Globalization came as a shock to the U.S. generation that won World War II and even to the Baby Boomers who followed. The current generation is different. International elements surround today's children from birth. Their first toys have tags showing that they were made in China, Thailand, or Malaysia. As youngsters, they may have attended Montessori schools that use methods developed by an Italian doctor or, under the influence of Japanese musician, Shinichi Suzuki, been gently nurtured to play an instrument. Long before leaving for junior years abroad, students expect to share classrooms and playgrounds with children whose heritages are Mexican, Nigerian, and Korean. Young people are growing up without a competitive edge in a world where democracy is not a shared goal. Their families work for multinational firms, complain about jobs outsourced to foreign companies, vacation where exchange rates provide the best value, or travel only as far as the price of Middle Eastern oil permits.

     National boundaries fail to shield today's children from the rest of the world's languages, religions, and drug traffickiing. Back in 1939, when isolationists were determined to keep the United States out of World War II, Senator Arthur Vandenberg thanked God for the protection of "two insulating oceans." Nowadays, neither the Atlantic nor the Pacific prevents global communication and terrorism from bringing the wide world home. When one billion people are international travelers every year, oceans no longer insulate anyone from tuberculosis or mosquito-borne diseases like the Zika virus. Neither can lines on a map limit where today's young people will work, the cultures they will share, nor the problems they will solve.

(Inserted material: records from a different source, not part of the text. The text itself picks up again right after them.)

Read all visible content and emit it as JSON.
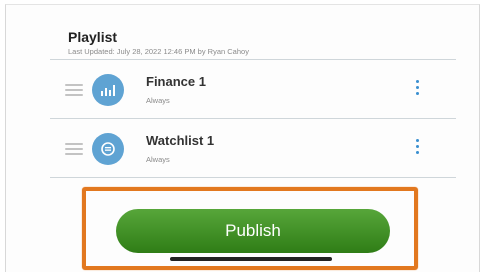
{
  "playlist": {
    "title": "Playlist",
    "last_updated": "Last Updated: July 28, 2022 12:46 PM by Ryan Cahoy"
  },
  "items": [
    {
      "name": "Finance 1",
      "subtitle": "Always",
      "icon": "chart-icon"
    },
    {
      "name": "Watchlist 1",
      "subtitle": "Always",
      "icon": "watchlist-icon"
    }
  ],
  "publish": {
    "label": "Publish"
  },
  "colors": {
    "accent": "#3a8fd0",
    "publish_green": "#3f8f22",
    "highlight": "#e2781f",
    "avatar": "#5fa3d3"
  }
}
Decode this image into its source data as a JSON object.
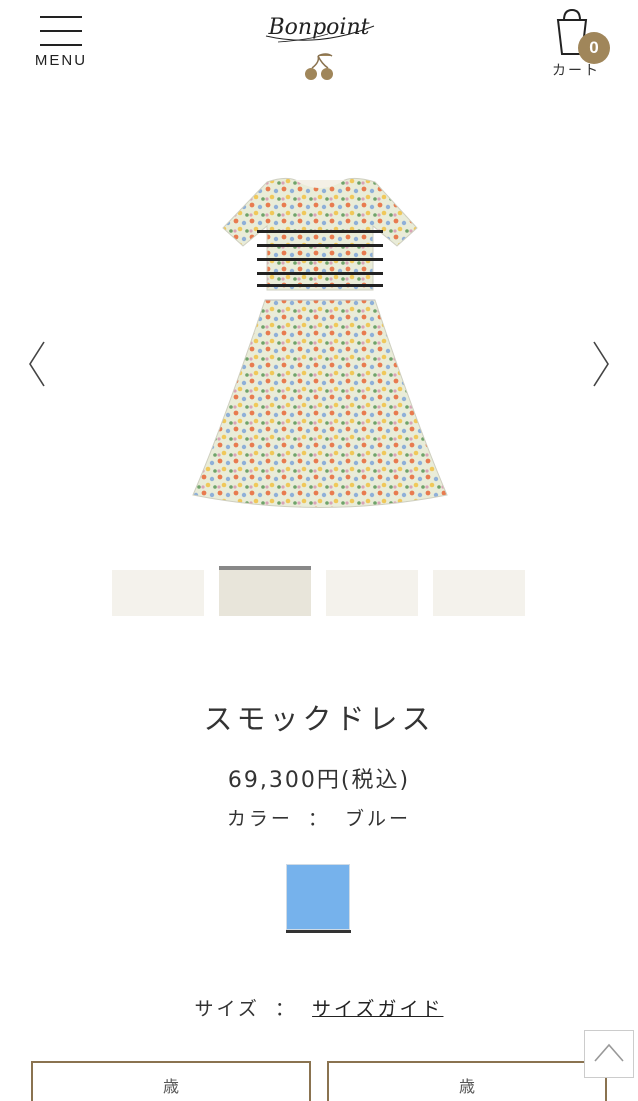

     Globalization requires an international, interconnected perspective. Children who have lived outside the country where they were born already may possess the cosmopolitan savvy to feel comfortable wherever they are plopped down in the world. But stay-at-home kids need not cede to their well traveled cohorts the feeling of being comfortable with foreign cultures, knowledge of world geography, the will to deal with environmental challenges, or decisions about war and peace. Teachers and parents now have access to resources at home and on the Internet that enable them to help young people acquire both a taste for what the world has to offer and confidence that they can contribute something to the world.

     My granddaughter's interest in Italy began with mythology. She knows everything about chimeras. These three-part lion, goat, and serpent creatures terrorized Asia Minor until a hero riding on Pegasus killed one. When my granddaughter learned there was a bronze chimera statue in Florence, that city became her dream destination. Although she has yet to travel outside the United States, she took me directly to a book store's language section and showed me the Italian workbook and interactive CD-ROM she wanted for her birthday. Mythology, art, and language combined to widen my granddaughter's view of the world. In a similar way, young athletes might develop their international perspective after watching the Olympics in London this summer. For other children, a foreign coin, a "Made in Bangladesh" clothing label, or a musical rainstick could stimulate interest in their world. This global awareness is what my blog is designed to foster.